On a more useful level, however, we can look at a biome as an area having the following characteristics in about the same quantities:

  1. Temperature: Most species can only live effectively at a certain temperature. Too low, and things start to freeze; too high, and they boil. On Earth, of course, water is the primary limiting factor for temperature, though truly alien (i.e., not water-based) life will be constricted to somewhere near the range of its preferred chemical. (Not to say that freezing temperatures are an absolute barrier to life; penguins live just fine in subzero temps, for example.)

  2. Sunlight: This is the “energy” component I mentioned earlier. Assuming we’re dealing with a surface-dweller, sunlight is likely going to be the main type of incoming energy. That’s especially true for plants or other autotrophs, organisms which produce their own food. As any horticulturist knows, most plants are also highly adapted to a certain amount of sunlight. They’ll bloom only when the day is long enough, for example, or they’ll die if the nights grow too long, even if the temperature stays just fine.

  3. Proximity to water: I was going to label this as “precipitation”, but that turns out to be too specific. Water (or whatever your aliens use) is a vital substance. Every species requires it, and many absolutely must have a certain amount of it. If they, like plants, can’t move, then they must rely on water coming to them. That can fall from the sky as precipitation, or it can come across land in the form of tidal pools, or just about any other way you can think of.

  4. Predators and prey: If you remember old science classes, you know about the food chain. Well, that’s something all life has to worry about, if you’ll pardon the anthropomorphizing. Predators adapt to the presence of certain kinds of prey, and vice versa. Take one away, and things go out of whack. Species can overrun the land or go extinct.

Humans get away with a lot in this. Once again, that’s because of our intelligence and technology, and it’s reasonable to assume that a sapient alien race would overcome their own obstacles in much the same way. But everything else has to limp along without the benefits of higher thinking, so other species must adapt to their environment, rather than, essentially, bringing their own with them.

Great upheaval

All environments are constantly in flux. Climate changes, from season to season or millennium to millennium. Rainfall patterns shift, oceanic currents move, and that’s before you get into anything that may be caused by humanity. Then there are “transient” changes in environment, from wildfires to hurricanes to asteroid impacts. These can outright destroy entire habitats, entire biomes, but so can the slower, more gradual shifts. Those just give more warning.

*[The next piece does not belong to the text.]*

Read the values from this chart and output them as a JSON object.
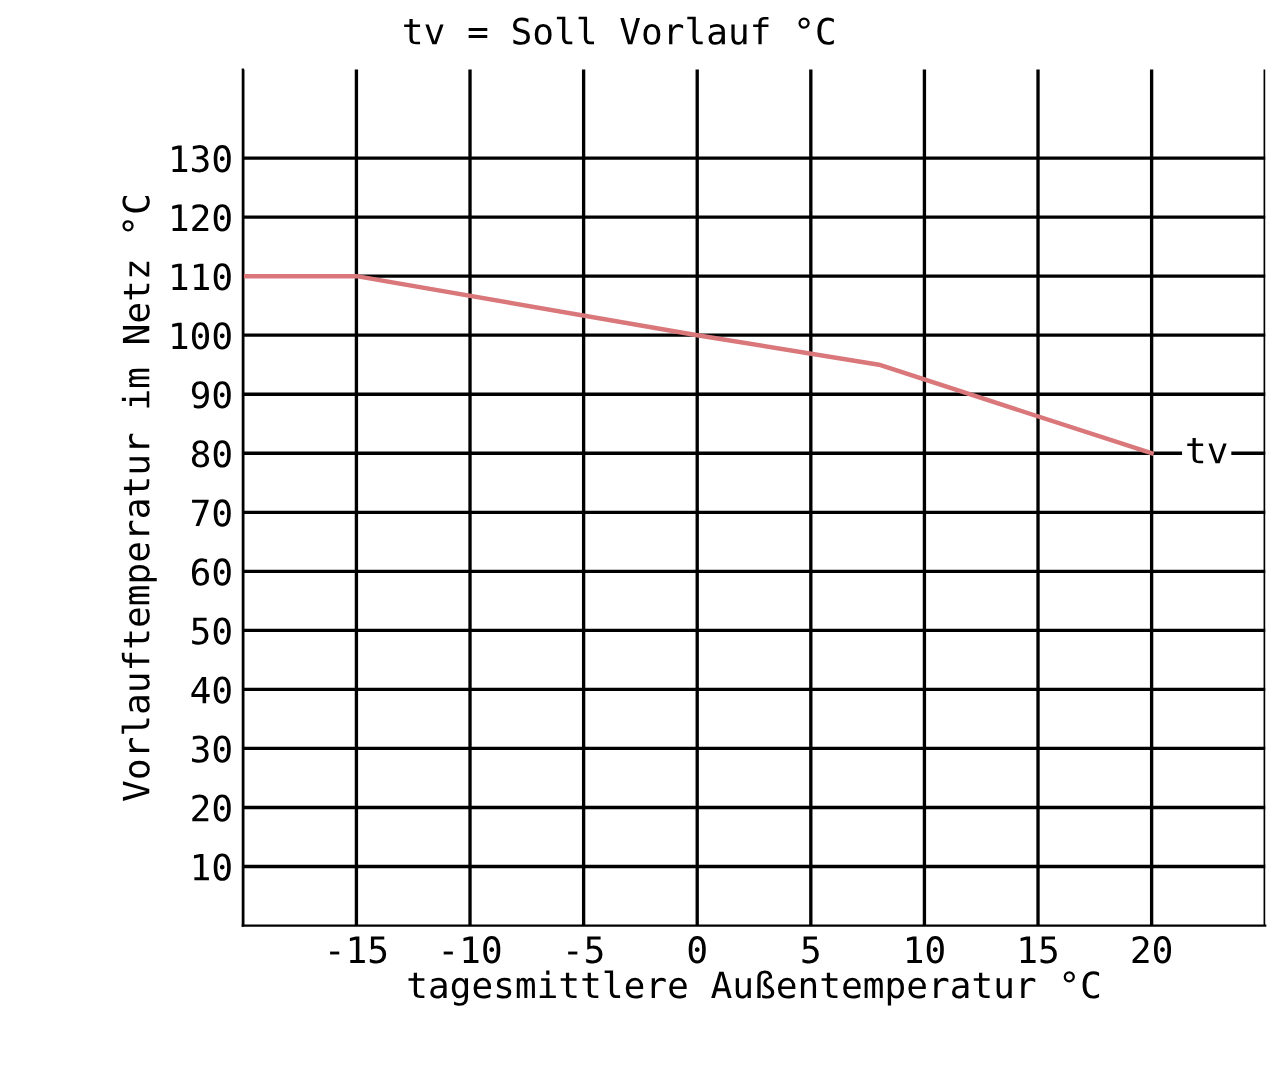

When the environment changes beyond the bounds of a species, one of two things can happen. That species can adapt, or it will die. History and prehistory are littered with examples of the latter, from dodos to dire wolves. Adaptation, on the other hand, can often give rise to entirely new species, distinct from the old. (For an example, take any extant organism, because that’s how evolution works.)

An alien race will have its own history of environmental upheaval, entirely different from anything on Earth. A different series of major impacts, larger tidal effects from a bigger moon, massive solar flares…and that’s just the astronomical effects. Aliens will be the result of their own Mother Nature.

That’s where they become different. Even if they’re your standard, boring carbon-based lifeforms, even if their “animal” kingdom looks suspiciously like an alternate-color version of ours, they can still be inhuman. On Earth, one branch of the mammalian tree gave rise to primates, some of which got bigger brains. On another world, it could have been the equivalent of reptiles instead. Or birds. Or plants, but I’m not exactly sure how that’d work. One thing’s for sure, though: they’ll live somewhere.